Iain Percy and Andrew Simpson were denied a second successive Olympic gold as Sweden won the final medal race to clinch the Star title in Weymouth.

Iain and Andrew, who won gold in Beijing in 2008, had taken an eight-point cushion over Brazil and a 12-point lead over Sweden into the double points-scoring medal race but were unable to keep pace with the Swedes in the light breeze.

Percy, 36, told BBC Sport: “It feels cruel sometimes. It was ridiculous conditions at the end. We feel a little robbed, but that is the way it goes.

“We’re hurting so much inside but it makes it so much easier to know [the supporters] are so happy for us. The crowd for me today is going to be a highlight of my life and probably the only thing that puts a smile back on my face.”

Simpson, 36, added: “You are never 100% confident. We didn’t get it right and can’t blame anyone but ourselves. We had a great regatta overall. We are really frustrated. We tried our hardest, but it wasn’t to be.”

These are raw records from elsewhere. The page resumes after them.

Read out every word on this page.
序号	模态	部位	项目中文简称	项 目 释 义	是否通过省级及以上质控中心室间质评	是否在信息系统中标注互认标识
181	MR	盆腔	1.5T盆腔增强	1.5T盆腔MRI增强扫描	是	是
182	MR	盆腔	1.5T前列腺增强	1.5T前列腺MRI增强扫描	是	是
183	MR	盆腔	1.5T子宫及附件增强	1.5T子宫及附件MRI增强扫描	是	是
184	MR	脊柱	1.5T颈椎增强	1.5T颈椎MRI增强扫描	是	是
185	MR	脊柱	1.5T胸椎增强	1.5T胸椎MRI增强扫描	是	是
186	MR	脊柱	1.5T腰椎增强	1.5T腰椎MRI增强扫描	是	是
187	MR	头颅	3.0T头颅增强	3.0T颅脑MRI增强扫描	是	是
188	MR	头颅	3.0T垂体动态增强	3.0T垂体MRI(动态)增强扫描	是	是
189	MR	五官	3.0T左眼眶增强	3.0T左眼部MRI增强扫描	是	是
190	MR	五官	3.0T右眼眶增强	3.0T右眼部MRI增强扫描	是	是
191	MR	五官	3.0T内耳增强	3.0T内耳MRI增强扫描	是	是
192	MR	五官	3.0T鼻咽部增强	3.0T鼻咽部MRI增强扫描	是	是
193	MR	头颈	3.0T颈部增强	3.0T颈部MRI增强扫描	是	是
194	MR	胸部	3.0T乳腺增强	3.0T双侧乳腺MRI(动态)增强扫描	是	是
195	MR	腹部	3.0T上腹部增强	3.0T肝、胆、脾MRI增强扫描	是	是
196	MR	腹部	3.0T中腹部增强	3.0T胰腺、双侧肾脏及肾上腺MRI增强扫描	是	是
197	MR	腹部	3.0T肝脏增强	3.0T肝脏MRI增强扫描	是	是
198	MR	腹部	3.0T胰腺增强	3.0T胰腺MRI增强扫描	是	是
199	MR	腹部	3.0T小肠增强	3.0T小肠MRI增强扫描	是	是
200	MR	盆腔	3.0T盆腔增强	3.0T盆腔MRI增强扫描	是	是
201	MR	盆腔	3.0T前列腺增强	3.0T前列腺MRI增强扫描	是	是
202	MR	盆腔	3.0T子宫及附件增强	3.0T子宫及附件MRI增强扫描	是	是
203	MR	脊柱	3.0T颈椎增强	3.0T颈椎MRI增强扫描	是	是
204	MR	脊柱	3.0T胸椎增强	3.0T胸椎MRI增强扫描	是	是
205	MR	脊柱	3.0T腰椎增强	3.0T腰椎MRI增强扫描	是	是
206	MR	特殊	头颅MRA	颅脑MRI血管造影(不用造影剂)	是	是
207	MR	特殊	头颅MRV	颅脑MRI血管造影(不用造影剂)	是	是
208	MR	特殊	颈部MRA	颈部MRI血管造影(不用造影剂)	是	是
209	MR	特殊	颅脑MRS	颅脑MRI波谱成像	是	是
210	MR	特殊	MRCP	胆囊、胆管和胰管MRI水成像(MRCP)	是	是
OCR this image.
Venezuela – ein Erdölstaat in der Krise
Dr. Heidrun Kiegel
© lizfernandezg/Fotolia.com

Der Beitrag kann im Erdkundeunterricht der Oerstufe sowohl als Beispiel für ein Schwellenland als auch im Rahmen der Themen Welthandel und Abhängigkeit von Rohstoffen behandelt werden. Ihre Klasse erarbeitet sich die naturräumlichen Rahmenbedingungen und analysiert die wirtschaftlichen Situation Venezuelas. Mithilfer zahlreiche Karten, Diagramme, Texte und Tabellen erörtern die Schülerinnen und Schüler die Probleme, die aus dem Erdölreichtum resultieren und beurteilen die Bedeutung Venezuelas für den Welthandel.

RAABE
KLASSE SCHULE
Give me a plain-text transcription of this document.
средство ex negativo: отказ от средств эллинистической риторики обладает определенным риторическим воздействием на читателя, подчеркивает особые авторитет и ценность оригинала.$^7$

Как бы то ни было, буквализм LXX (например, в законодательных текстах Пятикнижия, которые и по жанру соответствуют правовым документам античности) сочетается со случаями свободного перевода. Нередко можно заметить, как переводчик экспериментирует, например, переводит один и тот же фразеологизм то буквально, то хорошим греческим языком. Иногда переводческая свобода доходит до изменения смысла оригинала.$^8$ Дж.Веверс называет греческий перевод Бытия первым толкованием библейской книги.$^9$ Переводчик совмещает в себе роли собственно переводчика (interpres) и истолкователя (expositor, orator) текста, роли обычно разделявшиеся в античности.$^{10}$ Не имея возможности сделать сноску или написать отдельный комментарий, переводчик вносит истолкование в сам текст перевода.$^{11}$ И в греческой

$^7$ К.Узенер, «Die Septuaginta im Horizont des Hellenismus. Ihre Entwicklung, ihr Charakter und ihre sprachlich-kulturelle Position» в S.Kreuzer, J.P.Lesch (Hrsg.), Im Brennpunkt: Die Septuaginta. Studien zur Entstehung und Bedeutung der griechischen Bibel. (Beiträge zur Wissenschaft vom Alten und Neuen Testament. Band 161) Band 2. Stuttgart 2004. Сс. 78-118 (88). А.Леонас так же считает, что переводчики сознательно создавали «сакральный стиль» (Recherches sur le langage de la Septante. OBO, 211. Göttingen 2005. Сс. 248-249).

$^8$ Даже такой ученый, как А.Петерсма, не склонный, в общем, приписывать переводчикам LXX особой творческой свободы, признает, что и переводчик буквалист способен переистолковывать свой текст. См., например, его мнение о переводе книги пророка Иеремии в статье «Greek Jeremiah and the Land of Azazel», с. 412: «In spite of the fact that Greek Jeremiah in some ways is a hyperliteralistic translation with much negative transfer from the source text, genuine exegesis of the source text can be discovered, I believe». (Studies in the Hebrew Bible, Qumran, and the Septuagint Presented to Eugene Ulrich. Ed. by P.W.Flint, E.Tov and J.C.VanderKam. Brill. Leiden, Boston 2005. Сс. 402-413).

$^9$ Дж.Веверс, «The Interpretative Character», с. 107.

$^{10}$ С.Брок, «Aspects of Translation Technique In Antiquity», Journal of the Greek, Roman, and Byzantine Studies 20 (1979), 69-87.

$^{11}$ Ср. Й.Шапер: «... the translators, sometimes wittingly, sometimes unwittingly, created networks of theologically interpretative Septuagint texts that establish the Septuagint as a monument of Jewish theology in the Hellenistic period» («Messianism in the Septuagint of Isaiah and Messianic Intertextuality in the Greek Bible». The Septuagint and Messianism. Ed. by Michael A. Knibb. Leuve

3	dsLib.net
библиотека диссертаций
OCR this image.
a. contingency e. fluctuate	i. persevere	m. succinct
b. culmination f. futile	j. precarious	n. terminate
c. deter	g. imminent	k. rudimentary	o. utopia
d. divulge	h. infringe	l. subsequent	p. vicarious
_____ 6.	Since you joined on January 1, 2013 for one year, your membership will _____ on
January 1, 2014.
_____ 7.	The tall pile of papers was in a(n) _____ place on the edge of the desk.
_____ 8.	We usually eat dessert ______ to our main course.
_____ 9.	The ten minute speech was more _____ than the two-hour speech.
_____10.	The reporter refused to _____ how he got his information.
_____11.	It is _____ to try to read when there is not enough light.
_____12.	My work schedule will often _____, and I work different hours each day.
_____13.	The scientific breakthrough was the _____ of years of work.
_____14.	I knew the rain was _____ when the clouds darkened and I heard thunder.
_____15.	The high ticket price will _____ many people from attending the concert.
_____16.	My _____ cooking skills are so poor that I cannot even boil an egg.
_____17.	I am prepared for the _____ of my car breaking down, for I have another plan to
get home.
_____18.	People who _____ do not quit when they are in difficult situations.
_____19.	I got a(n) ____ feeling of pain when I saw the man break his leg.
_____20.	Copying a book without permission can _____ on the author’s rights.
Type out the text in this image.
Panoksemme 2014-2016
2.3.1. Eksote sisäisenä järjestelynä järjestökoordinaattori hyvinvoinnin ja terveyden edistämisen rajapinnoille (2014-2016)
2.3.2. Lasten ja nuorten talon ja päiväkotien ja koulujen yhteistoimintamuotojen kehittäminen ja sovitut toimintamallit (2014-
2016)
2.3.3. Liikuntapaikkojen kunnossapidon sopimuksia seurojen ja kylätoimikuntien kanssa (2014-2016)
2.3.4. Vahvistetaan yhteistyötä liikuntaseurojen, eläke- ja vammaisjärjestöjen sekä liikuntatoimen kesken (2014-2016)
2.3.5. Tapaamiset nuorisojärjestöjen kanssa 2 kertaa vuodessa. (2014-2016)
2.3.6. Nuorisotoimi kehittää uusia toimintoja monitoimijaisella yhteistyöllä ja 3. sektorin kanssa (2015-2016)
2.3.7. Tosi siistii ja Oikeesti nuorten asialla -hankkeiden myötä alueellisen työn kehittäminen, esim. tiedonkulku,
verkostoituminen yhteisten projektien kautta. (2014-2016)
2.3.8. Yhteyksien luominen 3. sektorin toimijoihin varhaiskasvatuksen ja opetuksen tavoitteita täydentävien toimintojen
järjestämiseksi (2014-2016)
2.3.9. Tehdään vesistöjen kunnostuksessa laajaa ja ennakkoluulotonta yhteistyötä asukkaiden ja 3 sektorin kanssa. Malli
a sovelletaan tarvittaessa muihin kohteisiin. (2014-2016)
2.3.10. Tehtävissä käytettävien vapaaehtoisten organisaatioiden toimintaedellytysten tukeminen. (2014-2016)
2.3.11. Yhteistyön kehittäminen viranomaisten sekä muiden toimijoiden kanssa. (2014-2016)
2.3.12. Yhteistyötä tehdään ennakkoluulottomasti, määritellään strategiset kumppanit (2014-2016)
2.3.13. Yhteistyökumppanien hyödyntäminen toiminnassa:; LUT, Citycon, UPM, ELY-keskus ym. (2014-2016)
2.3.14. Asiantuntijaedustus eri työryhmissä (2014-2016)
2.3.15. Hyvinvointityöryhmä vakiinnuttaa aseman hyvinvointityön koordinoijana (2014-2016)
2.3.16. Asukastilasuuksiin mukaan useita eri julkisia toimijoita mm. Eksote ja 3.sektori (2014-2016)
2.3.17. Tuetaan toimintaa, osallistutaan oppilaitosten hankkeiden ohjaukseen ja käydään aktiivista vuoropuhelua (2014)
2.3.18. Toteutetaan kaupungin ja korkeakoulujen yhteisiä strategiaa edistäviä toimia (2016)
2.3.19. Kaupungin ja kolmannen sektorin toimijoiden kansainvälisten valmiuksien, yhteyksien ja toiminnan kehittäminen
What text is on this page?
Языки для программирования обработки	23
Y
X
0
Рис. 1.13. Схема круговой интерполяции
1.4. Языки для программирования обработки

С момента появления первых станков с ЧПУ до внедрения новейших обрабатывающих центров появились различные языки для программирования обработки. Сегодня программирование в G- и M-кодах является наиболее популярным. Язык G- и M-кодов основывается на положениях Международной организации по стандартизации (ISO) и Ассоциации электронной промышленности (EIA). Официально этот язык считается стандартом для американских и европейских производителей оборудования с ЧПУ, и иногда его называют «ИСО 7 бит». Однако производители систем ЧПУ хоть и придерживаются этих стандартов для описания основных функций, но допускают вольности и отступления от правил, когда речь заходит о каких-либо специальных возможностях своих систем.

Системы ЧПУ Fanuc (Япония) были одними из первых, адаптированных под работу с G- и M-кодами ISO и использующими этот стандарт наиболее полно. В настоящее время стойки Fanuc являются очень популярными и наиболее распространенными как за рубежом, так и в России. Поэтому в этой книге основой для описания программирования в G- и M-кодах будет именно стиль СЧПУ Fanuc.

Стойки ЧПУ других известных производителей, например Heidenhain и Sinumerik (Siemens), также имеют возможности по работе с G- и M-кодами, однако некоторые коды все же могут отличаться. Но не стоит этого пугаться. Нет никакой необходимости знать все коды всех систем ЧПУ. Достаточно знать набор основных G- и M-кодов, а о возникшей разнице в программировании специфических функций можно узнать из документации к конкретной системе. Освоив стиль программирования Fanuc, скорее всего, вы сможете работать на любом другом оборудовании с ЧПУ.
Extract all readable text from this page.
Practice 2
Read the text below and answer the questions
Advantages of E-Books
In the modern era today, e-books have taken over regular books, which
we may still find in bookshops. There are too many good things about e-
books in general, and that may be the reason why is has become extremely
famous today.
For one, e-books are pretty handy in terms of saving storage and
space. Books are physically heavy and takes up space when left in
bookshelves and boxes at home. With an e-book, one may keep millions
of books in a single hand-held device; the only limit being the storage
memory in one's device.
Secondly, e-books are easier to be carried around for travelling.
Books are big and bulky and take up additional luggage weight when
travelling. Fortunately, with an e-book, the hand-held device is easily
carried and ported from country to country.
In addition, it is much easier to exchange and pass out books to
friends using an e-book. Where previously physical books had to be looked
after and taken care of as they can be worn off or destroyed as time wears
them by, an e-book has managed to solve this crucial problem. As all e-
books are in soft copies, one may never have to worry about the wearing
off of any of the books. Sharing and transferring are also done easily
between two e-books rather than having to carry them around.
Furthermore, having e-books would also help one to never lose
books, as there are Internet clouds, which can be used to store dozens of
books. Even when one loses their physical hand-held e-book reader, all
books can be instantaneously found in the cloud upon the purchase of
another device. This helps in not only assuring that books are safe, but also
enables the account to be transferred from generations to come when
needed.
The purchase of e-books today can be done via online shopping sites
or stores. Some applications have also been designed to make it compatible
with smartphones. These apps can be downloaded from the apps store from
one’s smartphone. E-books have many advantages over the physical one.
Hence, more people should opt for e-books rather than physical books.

The Swedish boat took an early lead on the flat waters in front of the massed spectators around the Nothe Fort in Weymouth.

“We feel a little robbed,” he said. “We just got very light at the end and it’s very up and down and puffy when you sail so close to the shore. That’s why we don’t like racing in those conditions. If you raced there over the week it would even out but on one day you can get it wrong.

“I personally have never been a fan from the beginning. I think the aim of the sport should always be to average out so the best boat wins. You don’t want to feel it’s a lottery. “But look, let’s not dwell on that, the Swedes are unbelievable competitors. I have known Freddy for over 20 years and he is one of the nicest guys in the fleet. One of the few things which puts a smile on my face is the thought that he is standing there with a gold medal around his neck after 20 years of effort. And he deserved it today and deserves it for the week.”